“The amount of sexual innuendo in that show was ridiculous,” came the exit poll verdict from a fellow theatregoer as we filed out of Cinderella at the London Palladium. The age guide for the first panto for many years at this theatre is that it is unsuitable for the under-fives. It was not so much the innuendo itself that leads me to think the age recommendation should be raised by a few years. It was the barrage of questions of the youngest members of the audience gave their parents at the interval, and I can only assume similar conversations took place on the way home. The 10.30pm finish makes this show longer than Wicked or Les Miserables, to give an indication of the stamina required to make it through the show, whatever one’s age.
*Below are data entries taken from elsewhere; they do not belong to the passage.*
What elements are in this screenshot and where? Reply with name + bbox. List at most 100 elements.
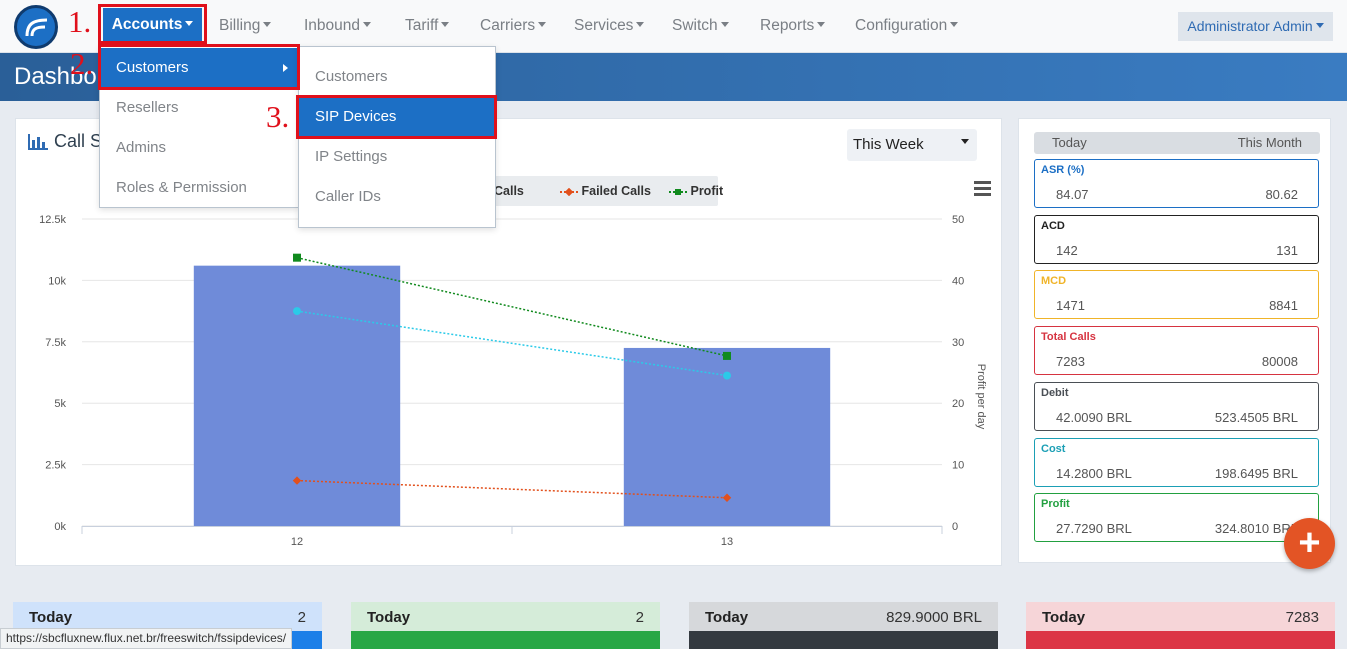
summary-card-value: 829.9000 BRL [886,609,982,626]
stat-month-value: 80.62 [1265,187,1298,202]
stat-today-value: 142 [1056,242,1078,258]
menu-item-roles-permission[interactable]: Roles & Permission [116,179,247,196]
series-line [296,310,728,377]
accounts-dropdown: Customers Resellers Admins Roles & Permi… [99,46,299,208]
caret-down-icon [185,20,194,26]
y-right-tick-label: 10 [952,460,964,472]
y-left-tick-label: 2.5k [45,460,66,472]
nav-switch[interactable]: Switch [672,0,729,52]
nav-reports[interactable]: Reports [760,0,826,52]
plus-icon[interactable]: + [1284,518,1335,569]
tab-this-month[interactable]: This Month [1237,135,1302,150]
stat-label: Cost [1041,442,1066,455]
summary-card-value: 7283 [1285,609,1319,626]
summary-card-label: Today [705,609,749,626]
page-title: Dashbo [14,63,97,90]
y-left-tick-label: 7.5k [45,337,66,349]
stat-label: Profit [1041,498,1070,511]
submenu-item-ip-settings[interactable]: IP Settings [315,148,388,165]
bar-calls [193,265,401,526]
stats-panel: Today This Month ASR (%) 84.07 80.62 ACD 142… [1018,118,1331,563]
submenu-item-customers[interactable]: Customers [315,68,388,85]
stat-label: ASR (%) [1041,164,1085,176]
nav-carriers[interactable]: Carriers [480,0,547,52]
summary-card-value: 2 [635,609,644,626]
y-right-tick-label: 40 [952,275,964,287]
summary-card: Today 829.9000 BRL [689,602,998,649]
caret-down-icon [441,21,450,27]
y-right-tick-label: 20 [952,398,964,410]
nav-tariff[interactable]: Tariff [405,0,450,52]
stat-card: Cost 14.2800 BRL 198.6495 BRL [1034,437,1319,487]
summary-card-label: Today [29,609,73,626]
summary-card-header: Today 2 [351,602,660,631]
stat-month-value: 80008 [1261,354,1298,370]
annotation-label-3: 3. [266,99,290,134]
stat-label: Debit [1041,386,1069,399]
stat-label: MCD [1041,275,1067,288]
x-tick-label: 13 [721,536,733,548]
nav-accounts[interactable]: Accounts [103,8,202,42]
y-left-tick-label: 10k [48,275,66,287]
caret-down-icon [720,21,729,27]
nav-billing[interactable]: Billing [219,0,272,52]
summary-card-label: Today [1042,609,1086,626]
submenu-item-caller-ids[interactable]: Caller IDs [315,188,381,205]
summary-card-bar [689,631,998,649]
app-logo[interactable] [14,5,58,49]
caret-down-icon [636,21,645,27]
nav-inbound[interactable]: Inbound [304,0,372,52]
period-select[interactable]: This Week [847,129,977,161]
stat-card: Debit 42.0090 BRL 523.4505 BRL [1034,381,1319,431]
submenu-item-sip-devices[interactable]: SIP Devices [299,97,495,137]
summary-card-value: 2 [297,609,306,626]
stat-month-value: 324.8010 BRL [1214,521,1298,537]
y-right-tick-label: 30 [952,337,964,349]
y-right-tick-label: 50 [952,214,964,226]
series-point [722,493,732,502]
summary-card-header: Today 2 [13,602,322,631]
failed-marker-icon [560,187,578,196]
legend-calls[interactable]: Calls [494,184,524,198]
stat-month-value: 198.6495 BRL [1214,465,1298,481]
summary-card-bar [1026,631,1335,649]
legend-failed-calls[interactable]: Failed Calls [560,184,651,198]
x-tick-label: 12 [291,536,303,548]
stats-tabs: Today This Month [1034,132,1320,154]
stat-today-value: 7283 [1056,354,1085,370]
stat-card: MCD 1471 8841 [1034,270,1319,320]
chart-legend: Calls Failed Calls Profit [486,176,723,206]
legend-profit[interactable]: Profit [669,184,723,198]
caret-down-icon [817,21,826,27]
chart-menu-icon[interactable] [974,181,991,199]
caret-down-icon [263,21,272,27]
caret-right-icon [283,64,288,72]
summary-card-bar [351,631,660,649]
stat-month-value: 8841 [1269,298,1298,314]
stat-today-value: 14.2800 BRL [1056,465,1132,481]
caret-down-icon [538,21,547,27]
stat-card: Profit 27.7290 BRL 324.8010 BRL [1034,493,1319,543]
summary-card: Today 2 [351,602,660,649]
annotation-label-1: 1. [68,4,92,39]
tab-today[interactable]: Today [1052,135,1087,150]
nav-configuration[interactable]: Configuration [855,0,959,52]
nav-services[interactable]: Services [574,0,645,52]
caret-down-icon [950,21,959,27]
annotation-label-2: 2. [70,46,94,81]
series-point [292,476,302,485]
stat-today-value: 42.0090 BRL [1056,409,1132,425]
menu-item-resellers[interactable]: Resellers [116,99,179,116]
stat-card: ASR (%) 84.07 80.62 [1034,159,1319,208]
summary-card: Today 7283 [1026,602,1335,649]
call-summary-chart: 0k 2.5k 5k 7.5k 10k 12.5k 0 10 20 30 40 50 Profit pe… [39,214,987,548]
chart-title: Call S [54,131,103,151]
stat-label: ACD [1041,219,1065,232]
caret-down-icon [363,21,372,27]
menu-item-admins[interactable]: Admins [116,139,167,156]
menu-item-customers[interactable]: Customers [100,48,298,88]
user-menu[interactable]: Administrator Admin [1178,12,1333,41]
summary-card-label: Today [367,609,411,626]
series-point [293,253,301,262]
series-point [723,371,731,380]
Where to begin? The set is altogether glamorous, and the costumes often eliciting whooping from the audience, especially the dazzling attires of Dandini (a crowd-pleasing Julian Clary). The lighting is incredible and the special effects a wonder to behold: from what I could deduce, the same or at least similar technology to create the magic carpet ride in Disney’s Aladdin over at the Prince Edward Theatre is in use to get Cinderella (Natasha J Barnes) to the ball.
There’s a lot of ‘celebrity casting’ going on, and though the likes of Julian Clary and Paul O’Grady (the latter playing Baroness Hardup, best described as the one you’re meant to boo at) have incredible stage presence, they are granted parts in musical numbers that are theirs because of the way the narrative is structured. However, they are, to be frank, not the best of singers, a point only highlighted all the more when the likes of Barnes, Lee Mead (Prince Charming – who else?) and Paul Zerdin (Buttons) are in full flow in a modified rendering of ‘Love Changes Everything’ from Lloyd Webber’s Aspects of Love. They do at least make up for it in an incredible ability to ad-lib, sending both the audience and – every so often, their more theatrical co-stars – into cahoots. They literally stop the show.
Zerdin, permitted if not positively encouraged by the creatives to retain the services of Sam, his sidekick puppet through which his ventriloquism skills are displayed, indulges in some hilarious audience interaction. In true pantomime style, some fortunate or unfortunate soul in the front row is almost relentlessly picked on and name-dropped. Mead was able to relive a past experience by reprising ‘Any Dream Will Do’ from Joseph and the Amazing Technicolor Dreamcoat, and a running gag involving Nigel Havers (Lord Chamberlain) being in an underdeveloped role elicited both sympathy and yet more laughter.
The musical numbers are highly varied. When Baroness Hardup (boo!) turns away from being evil, she does so in an evangelical sense, and a catchy gospel number is the end result. Elsewhere, disco numbers in the style of Priscilla Queen of the Desert The Musical set pulses racing, Amanda Holden’s Fairy Godmother is vocally varied (and not always in a good way), and it’s Suzie Chard’s Verruca and Wendy Somerville’s Hernia, the two (somewhat) ugly sisters, that remain consistently engaging.
Though the plot has no surprises whatsoever, I would have liked a bit more of the traditional call-and-response that pantomime is famed for. Instead this production has O’Grady barking that three repetitions of ‘oh yes…’ is quite sufficient, thank you very much. At the performance I attended, sections of the audience even tried to insert an ‘oh no…’ where one could have feasibly been placed – the Lord Chamberlain and Baron Hardup (Steve Delaney as Count Arthur Strong – don’t ask) power on with their dialogue regardless. They could have indulged their paying public just a little bit. Oh yes they could.
It is Andrew Wright’s choreography (and co-direction) that raises the strongest audience reactions, both in the grand ball scene, and later in an Act Two comedy number about what various principals in this cast would do for a living if they had to have a vocation outside the entertainment industry. Greg Arrowsmith leads a talented and enthusiastic orchestra, bringing extra sparkle to proceedings. Look out, too, for Tiller girls, making a London Palladium comeback. It’s silly, it’s daft, even a tad erratic. I would have thought the pantomime purists will not be entirely happy with this production, but that doesn’t stop it from being a gloriously lavish, delightful and spectacular show. Worth seeing.